The aim should be to start saving 20-30% or even more of your net monthly income if you can for your home down payment. You can consider investments of the money saved in avenues which generate good returns but the safest possible way to start is with a fixed deposit. If you have other loans, pay them off and use the money saved every month to contribute to the down payment kitty. If you get an annual bonus or any increment, put that in as well.
Key tips worth considering
Along with saving and investing with a clear goal to pay a particular sum as the down payment for your home, there are other ways and means worth considering-
- Proportionate Release options can only be availed when you have a long-standing relationship with your lender and it is a new project being built by a highly reputed developer. This option will enable customers to make down payments in smaller chunks over a sustained period of time instead of paying the entire sum in one go. The down payment will be periodically paid and the lender will release the loan in phases accordingly.
- If you are really pressed for funds but cannot delay your home purchase any longer, you can consider taking a loan against your provident fund or life insurance policy if that helps. This loan can be repaid conveniently over a certain duration with your accumulated savings and monthly surplus.
- You can also consider unsecured loans like personal loans for making the down payment if you have adequate monthly income and eligibility. However, consider the fact that personal loan interest rates are on the higher side and may pinch your pocket. Go for this option only when your income is high enough to cover all EMIs and give you basic savings without any hassles.
These are some of the ways that you can consider when it comes to making your home down payment. However, nothing beats saving and investing over a sustained time period. This will help you pay a larger sum as the down payment, thereby lowering your interest outgo and the monthly EMI that you would have had to pay otherwise. Consult your financial advisor or experts on achieving a substantial down payment amount from your savings and investments.
Should you make a big down payment?
It is simple logic that a higher down payment naturally lowers the overall interest that you will have to pay. A lower loan amount may also come with a comparatively lower rate of interest. This will also keep your EMIs more comfortable and increase your chances of loan approval since the lender will have to bear lesser risk. You can also save on home loan insurance premiums and processing fees among other costs.

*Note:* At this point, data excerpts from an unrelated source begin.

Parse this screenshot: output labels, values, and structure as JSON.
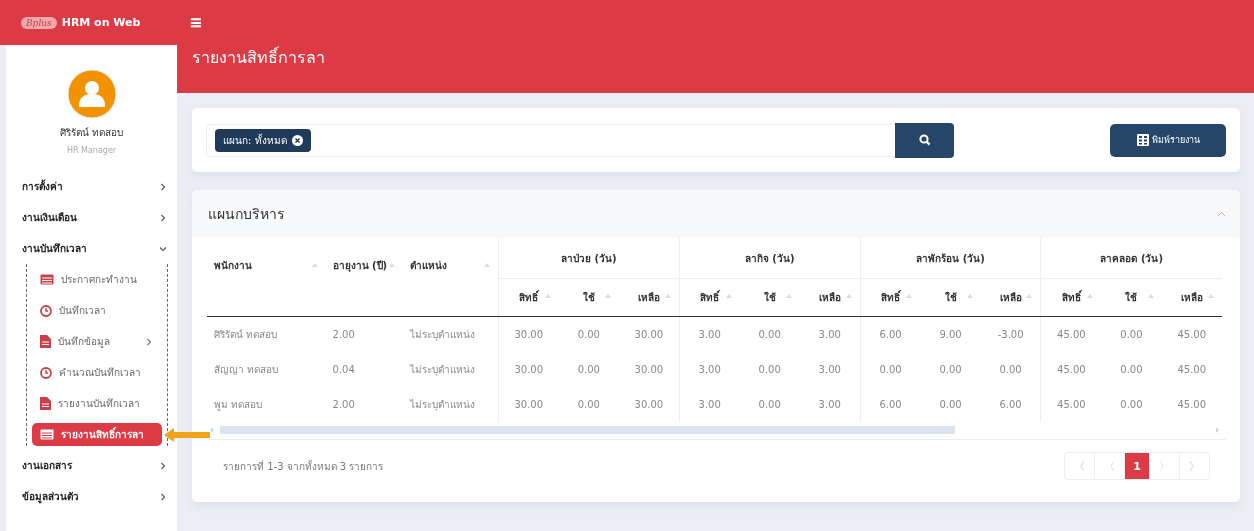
{
  "app": {
    "logo": "Bplus",
    "title": "HRM on Web",
    "menu_glyph": "≡"
  },
  "user": {
    "name": "ศิริรัตน์ ทดสอบ",
    "role": "HR Manager"
  },
  "sidebar": {
    "items": [
      {
        "label": "การตั้งค่า",
        "expanded": false
      },
      {
        "label": "งานเงินเดือน",
        "expanded": false
      },
      {
        "label": "งานบันทึกเวลา",
        "expanded": true,
        "children": [
          {
            "label": "ประกาศกะทำงาน",
            "selected": false,
            "expandable": false
          },
          {
            "label": "บันทึกเวลา",
            "selected": false,
            "expandable": false
          },
          {
            "label": "บันทึกข้อมูล",
            "selected": false,
            "expandable": true
          },
          {
            "label": "คำนวณบันทึกเวลา",
            "selected": false,
            "expandable": false
          },
          {
            "label": "รายงานบันทึกเวลา",
            "selected": false,
            "expandable": false
          },
          {
            "label": "รายงานสิทธิ์การลา",
            "selected": true,
            "expandable": false
          }
        ]
      },
      {
        "label": "งานเอกสาร",
        "expanded": false
      },
      {
        "label": "ข้อมูลส่วนตัว",
        "expanded": false
      }
    ]
  },
  "page": {
    "title": "รายงานสิทธิ์การลา"
  },
  "filter": {
    "tag": "แผนก: ทั้งหมด",
    "print_button": "พิมพ์รายงาน"
  },
  "panel": {
    "title": "แผนกบริหาร",
    "expanded": true
  },
  "table": {
    "columns": [
      "พนักงาน",
      "อายุงาน (ปี)",
      "ตำแหน่ง"
    ],
    "groups": [
      {
        "label": "ลาป่วย (วัน)",
        "subcolumns": [
          "สิทธิ์",
          "ใช้",
          "เหลือ"
        ]
      },
      {
        "label": "ลากิจ (วัน)",
        "subcolumns": [
          "สิทธิ์",
          "ใช้",
          "เหลือ"
        ]
      },
      {
        "label": "ลาพักร้อน (วัน)",
        "subcolumns": [
          "สิทธิ์",
          "ใช้",
          "เหลือ"
        ]
      },
      {
        "label": "ลาคลอด (วัน)",
        "subcolumns": [
          "สิทธิ์",
          "ใช้",
          "เหลือ"
        ]
      }
    ],
    "rows": [
      [
        "ศิริรัตน์ ทดสอบ",
        "2.00",
        "ไม่ระบุตำแหน่ง",
        "30.00",
        "0.00",
        "30.00",
        "3.00",
        "0.00",
        "3.00",
        "6.00",
        "9.00",
        "-3.00",
        "45.00",
        "0.00",
        "45.00"
      ],
      [
        "สัญญา ทดสอบ",
        "0.04",
        "ไม่ระบุตำแหน่ง",
        "30.00",
        "0.00",
        "30.00",
        "3.00",
        "0.00",
        "3.00",
        "0.00",
        "0.00",
        "0.00",
        "45.00",
        "0.00",
        "45.00"
      ],
      [
        "พูม ทดสอบ",
        "2.00",
        "ไม่ระบุตำแหน่ง",
        "30.00",
        "0.00",
        "30.00",
        "3.00",
        "0.00",
        "3.00",
        "6.00",
        "0.00",
        "6.00",
        "45.00",
        "0.00",
        "45.00"
      ]
    ]
  },
  "footer": {
    "summary": "รายการที่ 1-3 จากทั้งหมด 3 รายการ",
    "pages": [
      {
        "label": "《",
        "selected": false
      },
      {
        "label": "〈",
        "selected": false
      },
      {
        "label": "1",
        "selected": true
      },
      {
        "label": "〉",
        "selected": false
      },
      {
        "label": "》",
        "selected": false
      }
    ]
  }
}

However, some people feel that bigger down payments lead to sizable funds being locked for years, hampering overall liquidity levels and savings. This may even create financial issues in case of emergencies. Home loan principal and interest repayments will get you handsome tax benefits as well. The lower the loan amount, the lower will be the benefits. Also, by making a bigger down payment, many people often find it hard to arrange for subsequent expenditure including registration, stamp duty, interiors, maintenance charges and so on. Yet, it is always advisable to pay as much as possible from your end while taking a home loan. Lower debt levels are always welcome and with a home you are essentially building an asset that will appreciate in value with time.